„Pingpong gegen Parkinson“ mit neuem Stützpunkt bei der FSV gestartet

Tischtennis soll gegen Parkinson helfen. Davon sind Betroffene überzeugt. In der Region gibt es nach Hannover und Hildesheim mit der FSV Sarstedt nun einen weiteren Stützpunkt, wo Erkrankte den Sport ausüben können.

Etwa 400.000 Menschen sind laut Deutscher Gesellschaft für Parkinson und Bewegungsstörungen (DPG) von Parkinson betroffen. Die gute Nachricht: Sport im Allgemeinen und Tischtennis im Speziellen können die Symptomatik verbessern und betroffene Personen aus der häuslichen Selbstisolation bringen. Das ist eines der Ziele des Vereins „Pingpong Parkinson“ der in Deutschland rund 250 Stützpunkte hat.

Am 22. Februar 2025 wurde der Sarstedter Stützpunkt offiziell eröffnet. Stützpunktleiter Rainer Wolf freute sich über das große Interesse und über die Unterstützung von Frank Burghardt (1. Vorsitzender des Tischtenniskreisverbands Hildesheim), Claudia Linsel (stellvertretende Vorsitzende der FSV Sarstedt), Frank Barkowski (stellvertretender Abteilungsleiter der Tischtennisabteilung), Claudia Dill (Stützpunktleiterin Hildesheim) und den zahlreichen Helfenden.

Der Gesundheitssport wird in der FSV großgeschrieben. Neben den zahlreichen Kursangeboten der Turnabteilung bietet jetzt auch die Tischtennisabteilung mit „Pingpong Parkinson“ ein weiteres Angebot für Interessierte an. Ab sofort können sich Betroffene regelmäßig Donnerstags von 17.30 bis 19.00 Uhr in der Sporthalle der FSV Sarstedt, Lappenberg 1a in Sarstedt, treffen.

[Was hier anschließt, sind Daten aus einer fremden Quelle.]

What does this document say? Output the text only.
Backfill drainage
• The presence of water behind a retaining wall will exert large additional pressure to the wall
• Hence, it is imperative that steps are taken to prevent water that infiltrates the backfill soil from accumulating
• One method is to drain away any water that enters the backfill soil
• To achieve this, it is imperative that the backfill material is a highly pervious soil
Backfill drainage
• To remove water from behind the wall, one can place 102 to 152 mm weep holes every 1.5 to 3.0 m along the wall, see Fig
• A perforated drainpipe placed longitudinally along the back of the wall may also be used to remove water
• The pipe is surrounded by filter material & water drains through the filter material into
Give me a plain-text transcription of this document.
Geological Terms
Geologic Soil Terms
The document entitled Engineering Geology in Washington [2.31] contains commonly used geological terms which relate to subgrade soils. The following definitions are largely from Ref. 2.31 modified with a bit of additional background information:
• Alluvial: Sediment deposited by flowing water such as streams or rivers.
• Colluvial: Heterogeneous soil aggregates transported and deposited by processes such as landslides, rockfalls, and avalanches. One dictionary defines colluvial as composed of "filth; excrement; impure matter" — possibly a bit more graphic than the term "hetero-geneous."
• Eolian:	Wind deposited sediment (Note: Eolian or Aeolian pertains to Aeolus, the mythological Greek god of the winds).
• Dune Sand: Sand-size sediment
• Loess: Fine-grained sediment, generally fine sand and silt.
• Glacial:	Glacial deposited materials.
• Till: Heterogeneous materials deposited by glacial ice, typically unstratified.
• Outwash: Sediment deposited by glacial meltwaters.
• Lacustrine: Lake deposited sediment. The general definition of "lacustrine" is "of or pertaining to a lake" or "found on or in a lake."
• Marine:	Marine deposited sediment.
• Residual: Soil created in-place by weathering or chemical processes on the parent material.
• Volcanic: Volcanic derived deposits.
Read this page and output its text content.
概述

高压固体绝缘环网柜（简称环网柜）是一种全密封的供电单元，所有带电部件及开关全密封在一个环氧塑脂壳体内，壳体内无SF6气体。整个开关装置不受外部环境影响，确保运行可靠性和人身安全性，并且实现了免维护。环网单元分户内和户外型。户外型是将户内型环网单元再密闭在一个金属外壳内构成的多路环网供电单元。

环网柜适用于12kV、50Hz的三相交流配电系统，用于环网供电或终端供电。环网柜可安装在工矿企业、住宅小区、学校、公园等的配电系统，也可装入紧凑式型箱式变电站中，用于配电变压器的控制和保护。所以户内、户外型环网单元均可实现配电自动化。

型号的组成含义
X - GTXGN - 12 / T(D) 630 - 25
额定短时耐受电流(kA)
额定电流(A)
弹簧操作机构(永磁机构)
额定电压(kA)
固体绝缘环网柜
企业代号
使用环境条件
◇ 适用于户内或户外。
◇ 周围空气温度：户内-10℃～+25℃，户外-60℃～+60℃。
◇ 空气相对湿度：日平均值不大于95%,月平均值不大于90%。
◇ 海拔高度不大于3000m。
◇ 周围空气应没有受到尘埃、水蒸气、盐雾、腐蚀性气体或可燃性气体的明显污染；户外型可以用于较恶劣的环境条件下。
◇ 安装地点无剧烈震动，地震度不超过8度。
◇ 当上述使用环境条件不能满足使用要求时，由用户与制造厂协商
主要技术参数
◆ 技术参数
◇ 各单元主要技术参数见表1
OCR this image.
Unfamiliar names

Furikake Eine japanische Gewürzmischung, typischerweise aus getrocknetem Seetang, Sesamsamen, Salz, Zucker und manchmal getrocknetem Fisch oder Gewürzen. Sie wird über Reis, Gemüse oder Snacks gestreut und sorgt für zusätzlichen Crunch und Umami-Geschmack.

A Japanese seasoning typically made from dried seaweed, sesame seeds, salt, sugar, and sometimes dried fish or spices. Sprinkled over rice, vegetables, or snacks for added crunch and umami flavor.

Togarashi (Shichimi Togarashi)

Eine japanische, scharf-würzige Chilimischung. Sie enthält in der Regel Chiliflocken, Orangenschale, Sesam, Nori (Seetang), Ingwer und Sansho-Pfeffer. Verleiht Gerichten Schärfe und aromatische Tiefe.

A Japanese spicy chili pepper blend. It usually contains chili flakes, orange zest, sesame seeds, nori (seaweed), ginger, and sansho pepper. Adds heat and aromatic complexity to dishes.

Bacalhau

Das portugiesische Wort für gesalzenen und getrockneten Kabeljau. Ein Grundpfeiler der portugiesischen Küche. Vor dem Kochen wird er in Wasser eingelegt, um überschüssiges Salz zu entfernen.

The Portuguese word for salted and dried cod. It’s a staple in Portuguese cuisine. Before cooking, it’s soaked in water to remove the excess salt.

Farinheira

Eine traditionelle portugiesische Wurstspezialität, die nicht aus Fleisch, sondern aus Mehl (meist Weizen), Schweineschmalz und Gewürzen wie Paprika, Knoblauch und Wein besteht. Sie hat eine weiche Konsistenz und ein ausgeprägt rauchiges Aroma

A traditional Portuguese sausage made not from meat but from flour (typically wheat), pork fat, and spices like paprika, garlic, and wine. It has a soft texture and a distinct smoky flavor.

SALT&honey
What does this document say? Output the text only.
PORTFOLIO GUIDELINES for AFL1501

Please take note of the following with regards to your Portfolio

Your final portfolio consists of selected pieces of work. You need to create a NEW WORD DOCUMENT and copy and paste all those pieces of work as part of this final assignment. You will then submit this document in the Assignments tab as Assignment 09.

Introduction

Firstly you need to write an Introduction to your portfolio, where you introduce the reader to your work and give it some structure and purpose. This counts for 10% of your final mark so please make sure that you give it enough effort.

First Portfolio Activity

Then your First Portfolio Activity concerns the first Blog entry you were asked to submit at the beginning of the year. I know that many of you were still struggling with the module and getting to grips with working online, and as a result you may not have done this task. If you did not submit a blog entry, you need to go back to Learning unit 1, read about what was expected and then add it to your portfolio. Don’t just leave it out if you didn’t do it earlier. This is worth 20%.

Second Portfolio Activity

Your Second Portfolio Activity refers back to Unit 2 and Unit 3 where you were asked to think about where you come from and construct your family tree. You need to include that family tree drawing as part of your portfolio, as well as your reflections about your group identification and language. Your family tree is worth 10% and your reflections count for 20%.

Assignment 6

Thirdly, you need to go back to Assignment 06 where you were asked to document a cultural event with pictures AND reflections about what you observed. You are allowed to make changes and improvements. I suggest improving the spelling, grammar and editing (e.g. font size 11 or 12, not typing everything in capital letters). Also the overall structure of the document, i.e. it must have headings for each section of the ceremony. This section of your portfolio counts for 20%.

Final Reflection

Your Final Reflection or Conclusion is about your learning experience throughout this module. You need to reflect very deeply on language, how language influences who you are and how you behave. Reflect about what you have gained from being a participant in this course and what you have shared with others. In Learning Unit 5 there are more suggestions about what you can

Die Idee zur Gründung einer Trainingsgruppe für Parkinsonkranke hatte der langjährige Trainer der FSV Sarstedt, Rainer Wolf. Im Frühjahr des vergangenen Jahres verfolgte er einen Bericht im Fernsehen über dieses Thema, welches schnell sein Interesse weckte, und so entstand erstmals die Idee, sich im Gesundheitssport zu engagieren. Da Wolf selbst nicht an Parkinson erkrankt ist und auch keinerlei Erfahrungen mit an Parkinson erkrankten Personen hatte, wollte er sich intensiv mit dem Thema beschäftigen und 2026 an die Öffentlichkeit gehen. Dann ging alles schneller als geplant. Wolfs Pläne sprachen sich innerhalb der FSV herum und bereits im Oktober vergangenen Jahres fand das erste Training mit einem Betroffenen statt.

Wolf ließ das Konzept im Vorstand der Tischtennisabteilung absegnen, meldete sich für einen Lehrgang beim Tischtennisverband Niedersachsen an, nahm Kontakt mit der Geschäftsstelle von „Pingpong Parkinson“ auf und trat in den Verein ein.

Eines ist klar: Die Erkrankung Parkinson kann mit Tischtennis nicht geheilt werden. Aber sie kann wesentlich zur Erleichterung im Alltag beitragen. Interessierte können dies gerne bei einem Schnuppertraining testen. Schläger und Bälle werden von der FSV zur Verfügung gestellt. Mitzubringen sind lediglich Hallenschuhe und gute Laune.